L’an 639 a été fabuleux, autant pour votre Clan de Mercenaires que pour moi. À l’époque, vous étiez de merveilleux chercheurs de trésors, de véritables maîtres de la scène publique en Amakna. Hélas, il existait un butin que même Enayar, votre défunt Grand Maître, n’avait pas encore jugé sur sa vraie valeur. Il s’agissait d’un Sceptre, un objet sublime sculpté dans du bois d’orme, recouvert d’une fine couche d’or et enfin surmonté d’une superbe gemme entièrement faite d’ambre. En apparence, cet objet méritait de rejoindre vos coffres, à l’identique de toutes ces autres babioles que vous possédiez alors. Pourtant, dans les ténèbres du Continent d’Amakna se dissimulait un danger affreux qui, peu à peu, allait de très près s’intéresser à vous.
Ce mal portait le nom d’Anenthem, et vous aviez déjà éveillé dans leur esprit ténébreux de bien sombres idées. Le Sceptre était à eux… Ou plutôt il « était » eux ! C’est en effet à l’intérieur de ce séduisant objet que se dissimulaient leurs âmes écorchées. Sept frères démons avaient jadis été enfermés dans ce Sceptre pour qu’à jamais soient enterrés les pouvoirs qu’ils exerçaient sur les Rêves.
Votre avidité avait bien vite libéré leur pouvoir, et désormais vous autres les chasseurs étiez devenus les proies de sept créatures à la fois puissantes et déterminées. Dominés à la fois sur le plan stratégique mais aussi sur le plan militaire, vous autres Selenytes aviez bien vite perdu la moindre goutte de combattivité. Vous étiez tous endormis, laissés pour compte et très bientôt vaincus.
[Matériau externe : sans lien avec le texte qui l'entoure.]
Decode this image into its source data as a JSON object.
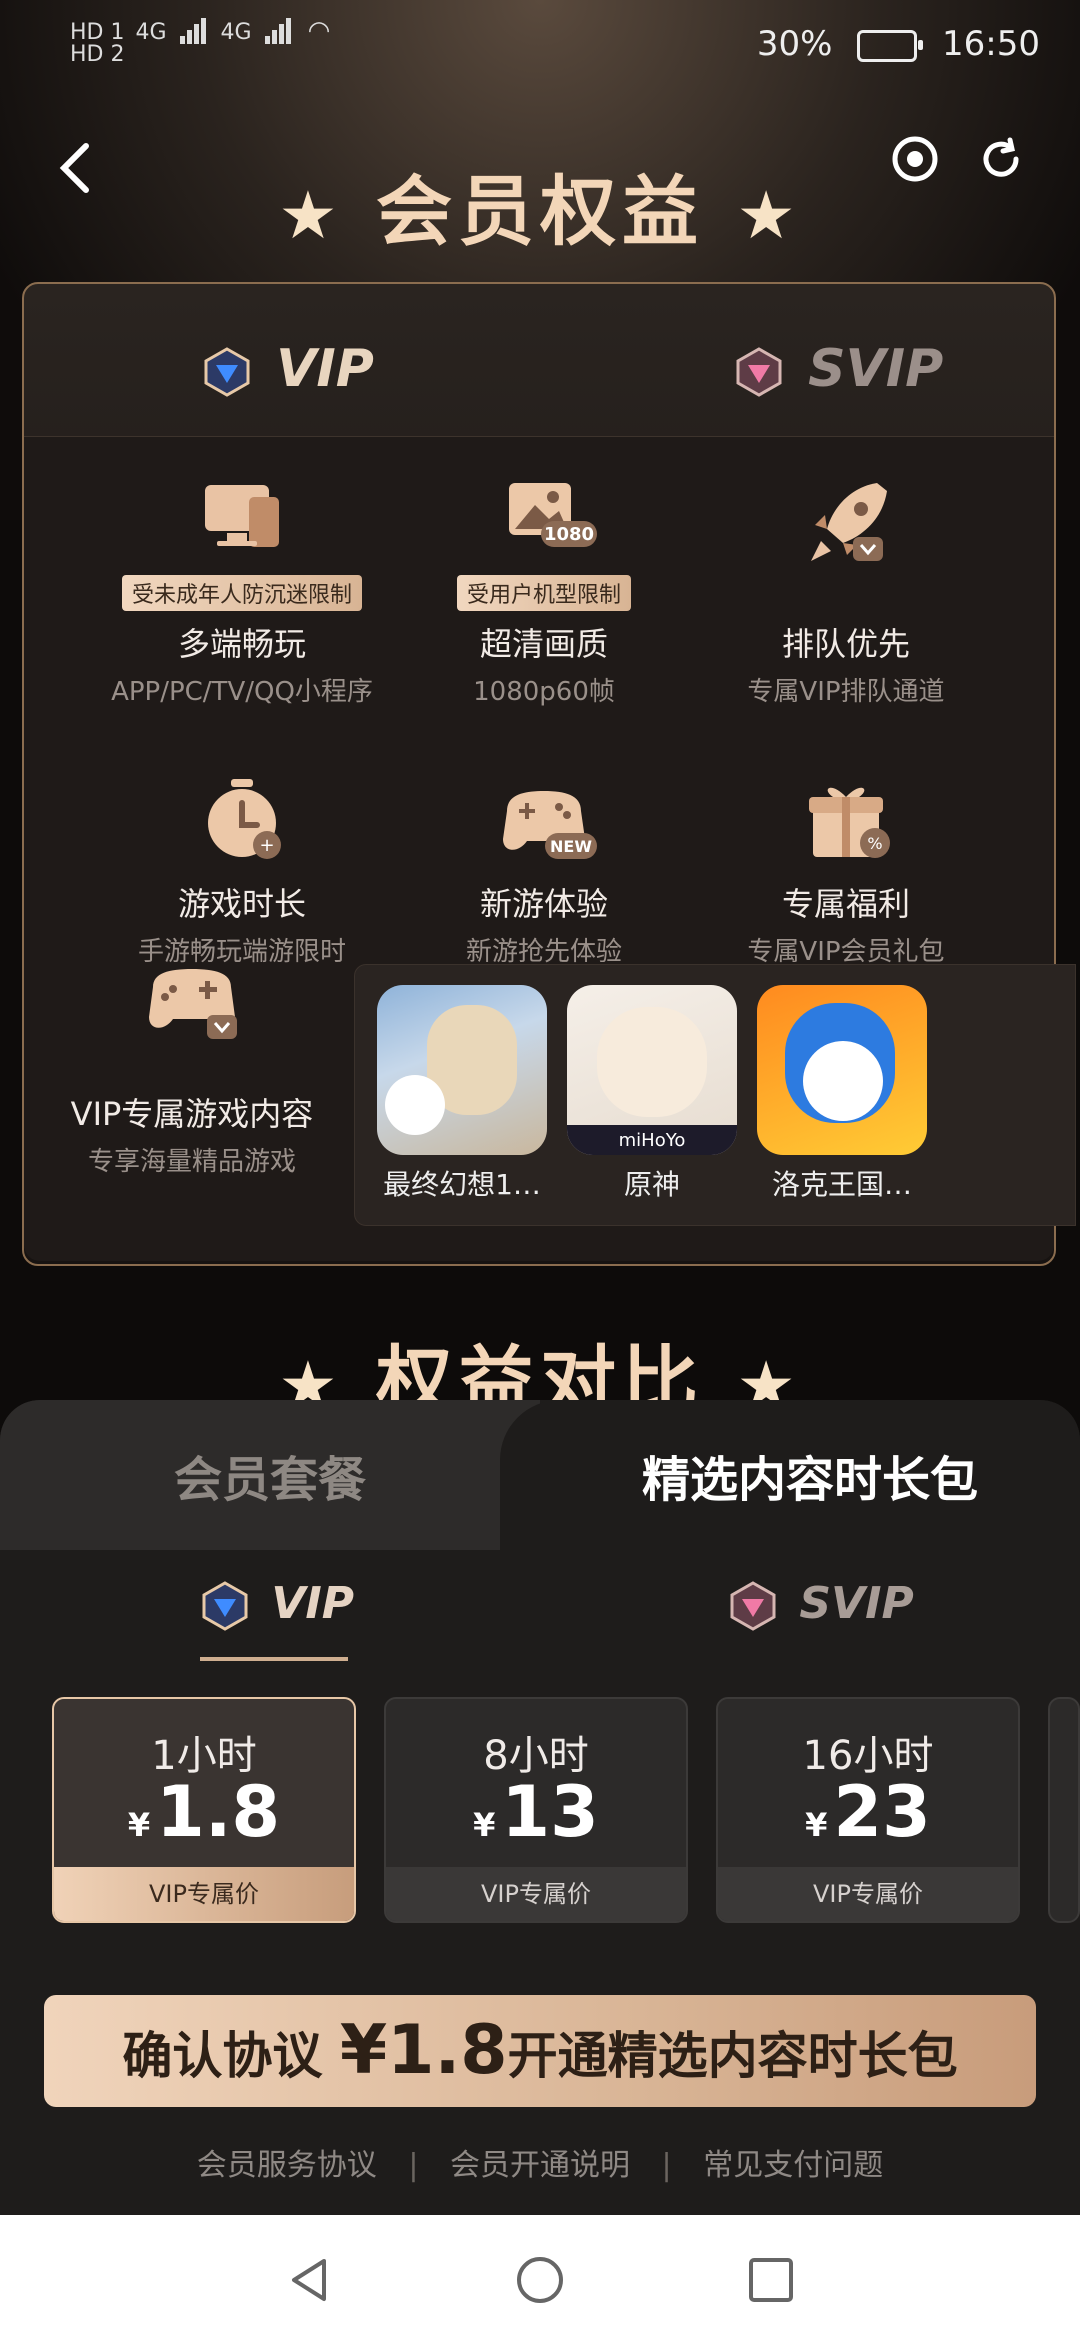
{
  "status_bar": {
    "hd_top": "HD 1",
    "hd_bottom": "HD 2",
    "net1": "4G",
    "net2": "4G",
    "battery": "30%",
    "time": "16:50"
  },
  "topbar": {
    "back_icon": "chevron-left-icon",
    "record_icon": "record-icon",
    "refresh_icon": "refresh-icon"
  },
  "hero": {
    "title": "会员权益",
    "star": "★"
  },
  "benefits": {
    "tiers": [
      {
        "label": "VIP",
        "active": true
      },
      {
        "label": "SVIP",
        "active": false
      }
    ],
    "items": [
      {
        "title": "多端畅玩",
        "subtitle": "APP/PC/TV/QQ小程序",
        "tag": "受未成年人防沉迷限制",
        "icon": "monitor-icon"
      },
      {
        "title": "超清画质",
        "subtitle": "1080p60帧",
        "tag": "受用户机型限制",
        "icon": "image-1080-icon",
        "badge": "1080"
      },
      {
        "title": "排队优先",
        "subtitle": "专属VIP排队通道",
        "tag": "",
        "icon": "rocket-icon"
      },
      {
        "title": "游戏时长",
        "subtitle": "手游畅玩端游限时",
        "tag": "",
        "icon": "stopwatch-icon"
      },
      {
        "title": "新游体验",
        "subtitle": "新游抢先体验",
        "tag": "",
        "icon": "gamepad-new-icon",
        "badge": "NEW"
      },
      {
        "title": "专属福利",
        "subtitle": "专属VIP会员礼包",
        "tag": "",
        "icon": "gift-icon"
      },
      {
        "title": "VIP专属游戏内容",
        "subtitle": "专享海量精品游戏",
        "tag": "",
        "icon": "gamepad-vip-icon"
      }
    ],
    "games": [
      {
        "name": "最终幻想1…"
      },
      {
        "name": "原神",
        "logo": "miHoYo"
      },
      {
        "name": "洛克王国…"
      }
    ]
  },
  "compare": {
    "title": "权益对比"
  },
  "sheet": {
    "tabs": [
      {
        "label": "会员套餐",
        "active": false
      },
      {
        "label": "精选内容时长包",
        "active": true
      }
    ],
    "tiers": [
      {
        "label": "VIP",
        "active": true
      },
      {
        "label": "SVIP",
        "active": false
      }
    ],
    "plans": [
      {
        "duration": "1小时",
        "currency": "¥",
        "price": "1.8",
        "note": "VIP专属价",
        "selected": true
      },
      {
        "duration": "8小时",
        "currency": "¥",
        "price": "13",
        "note": "VIP专属价",
        "selected": false
      },
      {
        "duration": "16小时",
        "currency": "¥",
        "price": "23",
        "note": "VIP专属价",
        "selected": false
      }
    ],
    "confirm": {
      "prefix": "确认协议",
      "amount": "¥1.8",
      "suffix": "开通精选内容时长包"
    },
    "links": [
      "会员服务协议",
      "会员开通说明",
      "常见支付问题"
    ],
    "link_separator": "|"
  },
  "navbar": {
    "back": "nav-back-icon",
    "home": "nav-home-icon",
    "recent": "nav-recent-icon"
  },
  "colors": {
    "gold": "#d7b08c",
    "background": "#0d0b0a",
    "sheet": "#1e1c1b"
  }
}
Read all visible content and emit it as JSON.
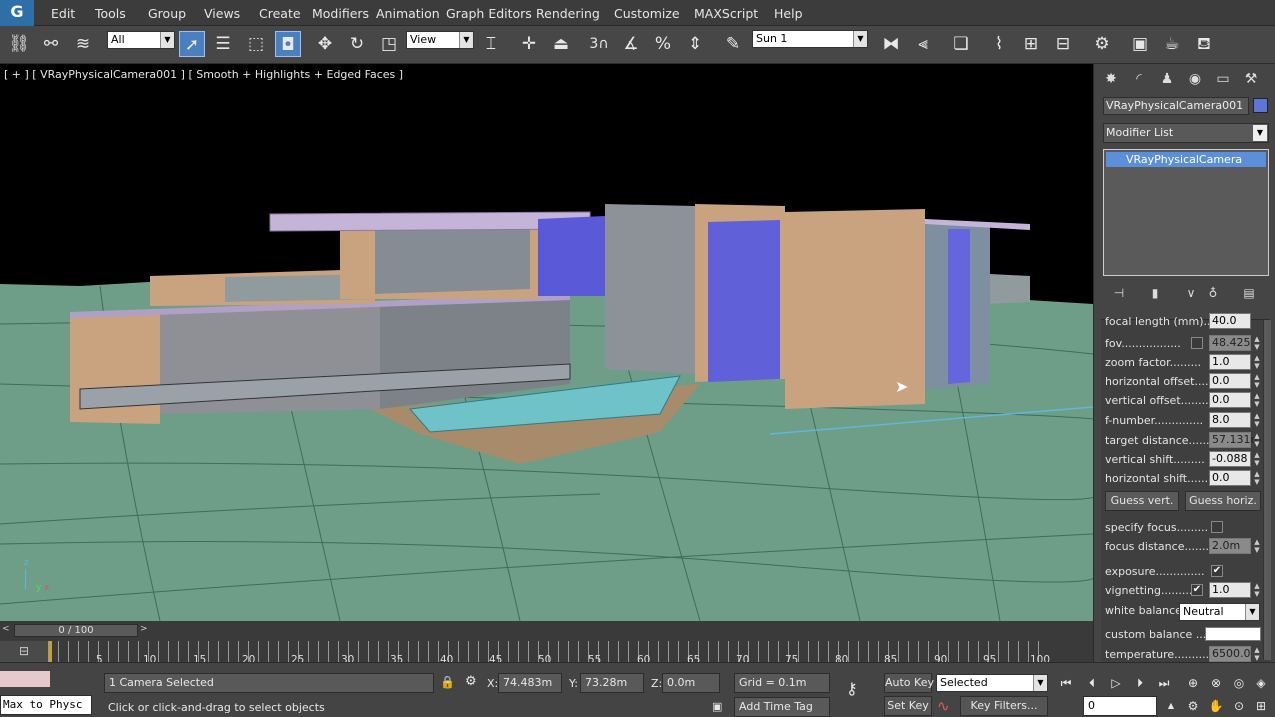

Pourtant, votre Grand Maître Enayar maîtrisait un pouvoir bien peu commun : il savait sonder les âmes ! Heureusement, c’est lui qui, le premier, découvrit la malédiction qui pesait sur moi, Voulcanos. Les Anenthem vivaient dans la nature, sans entraves, mais ils avaient besoin du Sceptre pour récupérer tout leur pouvoir. Pour une courte période je leur servis de marionnette, réalisant leurs desseins les plus obscurs. Ces démons avaient fait naître en moi de bien sottes idées, plongeant ma conscience dans d’immondes rêves dont j’étais incapable de sortir – car là se trouvait bel et bien leur plus grand pouvoir.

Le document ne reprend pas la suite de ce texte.